Edit: isn’t the alleged double-meaning exactly how radicalized factions drag a majority to a conclusion they actively disagree with? Some in the crowd literally mean what they say, many others are being poetic and only for that reason join in. But when it reaches American ears, it’s literally a death wish (not the majority intent) and thus the extremists seal a cycle of violence.
> isn’t the alleged double-meaning exactly how radicalized factions drag a majority to a conclusion they actively disagree with? Some in the crowd literally mean what they say, many others are being poetic and only for that reason join in. But when it reaches American ears, it’s literally a death wish (not the majority intent) and thus the extremists seal a cycle of violence.
This is plausible, and again a case for more comprehensive translation.
In Hindi and Urdu (in India and Pakistan) we have a variant of this retained from Classical Persian (one of our historical languages): "[x] murdaabaad" ('may X be a corpse'). But it's never interpreted as a literal death-wish. Since there's no translation barrier, everyone knows it just means 'boo X'.

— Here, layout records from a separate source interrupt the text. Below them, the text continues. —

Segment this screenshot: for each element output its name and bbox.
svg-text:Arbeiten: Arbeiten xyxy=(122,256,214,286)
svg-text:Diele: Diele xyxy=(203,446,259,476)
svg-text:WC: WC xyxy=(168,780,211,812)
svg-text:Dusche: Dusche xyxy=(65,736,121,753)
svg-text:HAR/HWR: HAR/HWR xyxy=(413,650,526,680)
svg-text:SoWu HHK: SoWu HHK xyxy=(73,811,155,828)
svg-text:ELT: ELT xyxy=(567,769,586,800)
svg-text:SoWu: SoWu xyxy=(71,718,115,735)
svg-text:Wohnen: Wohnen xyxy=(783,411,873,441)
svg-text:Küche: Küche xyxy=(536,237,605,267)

> معلوم هم هست که مراد از «مرگ بر آمریکا»، مرگ بر ملّت آمریکا نیست، ملّت آمریکا هم مثل بقیّهٔ ملّتها [هستند]، یعنی مرگ بر سیاستهای آمریکا، مرگ بر استکبار؛ معنایش این است.

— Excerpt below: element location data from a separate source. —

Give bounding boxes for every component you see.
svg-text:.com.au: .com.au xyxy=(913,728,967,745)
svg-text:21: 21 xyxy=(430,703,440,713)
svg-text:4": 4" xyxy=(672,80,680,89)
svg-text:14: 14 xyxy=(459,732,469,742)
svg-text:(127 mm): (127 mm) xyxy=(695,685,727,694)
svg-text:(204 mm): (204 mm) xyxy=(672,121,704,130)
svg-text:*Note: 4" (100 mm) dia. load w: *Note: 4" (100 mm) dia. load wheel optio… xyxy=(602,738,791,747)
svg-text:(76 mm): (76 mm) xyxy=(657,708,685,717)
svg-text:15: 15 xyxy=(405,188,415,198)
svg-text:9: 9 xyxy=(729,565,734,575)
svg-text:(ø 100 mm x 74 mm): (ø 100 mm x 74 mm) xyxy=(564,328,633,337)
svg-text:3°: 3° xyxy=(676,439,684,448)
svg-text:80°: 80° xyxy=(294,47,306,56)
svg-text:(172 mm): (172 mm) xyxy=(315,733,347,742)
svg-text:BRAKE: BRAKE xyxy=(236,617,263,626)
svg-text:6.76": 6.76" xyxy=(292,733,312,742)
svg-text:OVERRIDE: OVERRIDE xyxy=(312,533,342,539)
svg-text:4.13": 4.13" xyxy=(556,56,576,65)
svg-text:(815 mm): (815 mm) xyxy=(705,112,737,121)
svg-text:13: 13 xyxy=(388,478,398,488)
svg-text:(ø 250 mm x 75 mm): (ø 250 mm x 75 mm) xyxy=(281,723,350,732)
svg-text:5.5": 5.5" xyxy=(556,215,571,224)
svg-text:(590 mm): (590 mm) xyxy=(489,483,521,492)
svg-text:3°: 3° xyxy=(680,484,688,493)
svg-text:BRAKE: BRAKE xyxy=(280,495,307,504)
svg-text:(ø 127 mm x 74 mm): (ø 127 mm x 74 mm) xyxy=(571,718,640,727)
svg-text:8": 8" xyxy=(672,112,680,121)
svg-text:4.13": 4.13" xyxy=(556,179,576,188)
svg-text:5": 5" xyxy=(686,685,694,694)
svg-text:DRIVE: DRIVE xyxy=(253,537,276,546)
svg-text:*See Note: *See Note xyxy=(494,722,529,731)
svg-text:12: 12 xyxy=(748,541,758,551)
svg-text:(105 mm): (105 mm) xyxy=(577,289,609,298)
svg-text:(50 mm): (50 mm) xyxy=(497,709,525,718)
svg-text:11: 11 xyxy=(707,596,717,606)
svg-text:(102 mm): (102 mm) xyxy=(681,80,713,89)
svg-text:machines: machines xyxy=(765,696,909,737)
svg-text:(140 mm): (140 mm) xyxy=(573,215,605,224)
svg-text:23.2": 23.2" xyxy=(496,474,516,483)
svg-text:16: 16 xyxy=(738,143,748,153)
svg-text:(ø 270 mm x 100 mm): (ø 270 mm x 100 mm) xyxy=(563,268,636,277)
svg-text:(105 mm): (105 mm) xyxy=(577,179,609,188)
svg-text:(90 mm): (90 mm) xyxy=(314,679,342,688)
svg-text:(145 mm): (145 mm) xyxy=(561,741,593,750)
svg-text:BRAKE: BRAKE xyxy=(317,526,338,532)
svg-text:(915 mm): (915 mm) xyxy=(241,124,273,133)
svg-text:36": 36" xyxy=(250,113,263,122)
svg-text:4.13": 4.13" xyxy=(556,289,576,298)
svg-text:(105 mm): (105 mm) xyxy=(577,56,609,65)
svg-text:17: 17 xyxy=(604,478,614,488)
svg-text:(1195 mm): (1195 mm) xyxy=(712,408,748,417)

"It is also clear that 'Death to America' does not mean death to the American people; the American people are like other nations, meaning death to American policies, death to arrogance; this is what it means.
Translation by Claude; my Persian is only basic-to-intermediate but this seems correct to me.
[1] https://fa.wikipedia.org/wiki/%D9%85%D8%B1%DA%AF_%D8%A8%D8%B...
My wife is trilingual, so now I’m tempted to use her as a manual red team for my own guardrail prompts.
I’m working in LLM guardrails as well, and what worries me is orchestration becoming its own failure layer. We keep assuming a single model or policy can “catch” errors. But even a 1% miss rate, when composed across multi-agent systems, cascades quickly in high-stakes domains.
I suspect we’ll see more K-LLM architectures where models are deliberately specialized, cross-checked, and policy-scored rather than assuming one frontier model can do everything. Guardrails probably need to move from static policy filters to composable decision layers with observability across languages and roles.
Appreciate you publishing the methodology and tooling openly. That’s the kind of work this space needs.
The observation that guardrails need to move from static policy filters to composable decision layers is exactly right. But I'd push further: the layer that matters most isn't the one checking outputs. It's the one checking authority before the action happens.
A policy filter that misses a Persian prompt injection still blocks the action if the agent doesn't hold a valid authorization token for that scope. The authorization check doesn't need to understand the content at all. It just needs to verify: does this agent have a cryptographically valid, non-exhausted capability token for this specific action?
That separates the content safety problem (hard, language-dependent, probabilistic) from the authority control problem (solvable with crypto, language-independent, deterministic). You still need both, but the structural layer catches what the probabilistic layer misses.
I have been thinking about this a lot lately.
For me, the meaning lies in the mental models. How I relate to the new thing, how it fits in with other things I know about. So the elevator pitch is the part that has the _most_ meaning. It changes the trajectory of if I engage and how. Then I'll dig in.
I'm still working to understand the headspace of those like OP. It's not a fixation on precision or correctness I think, just a reverse prioritization of how information is assimilated. It's like the meaning is discerned in the process of the reasoning first, not necessarily the outcome.
All my relationships will be the better for it if I can figure out the right mental models for this kind of translation between communication styles.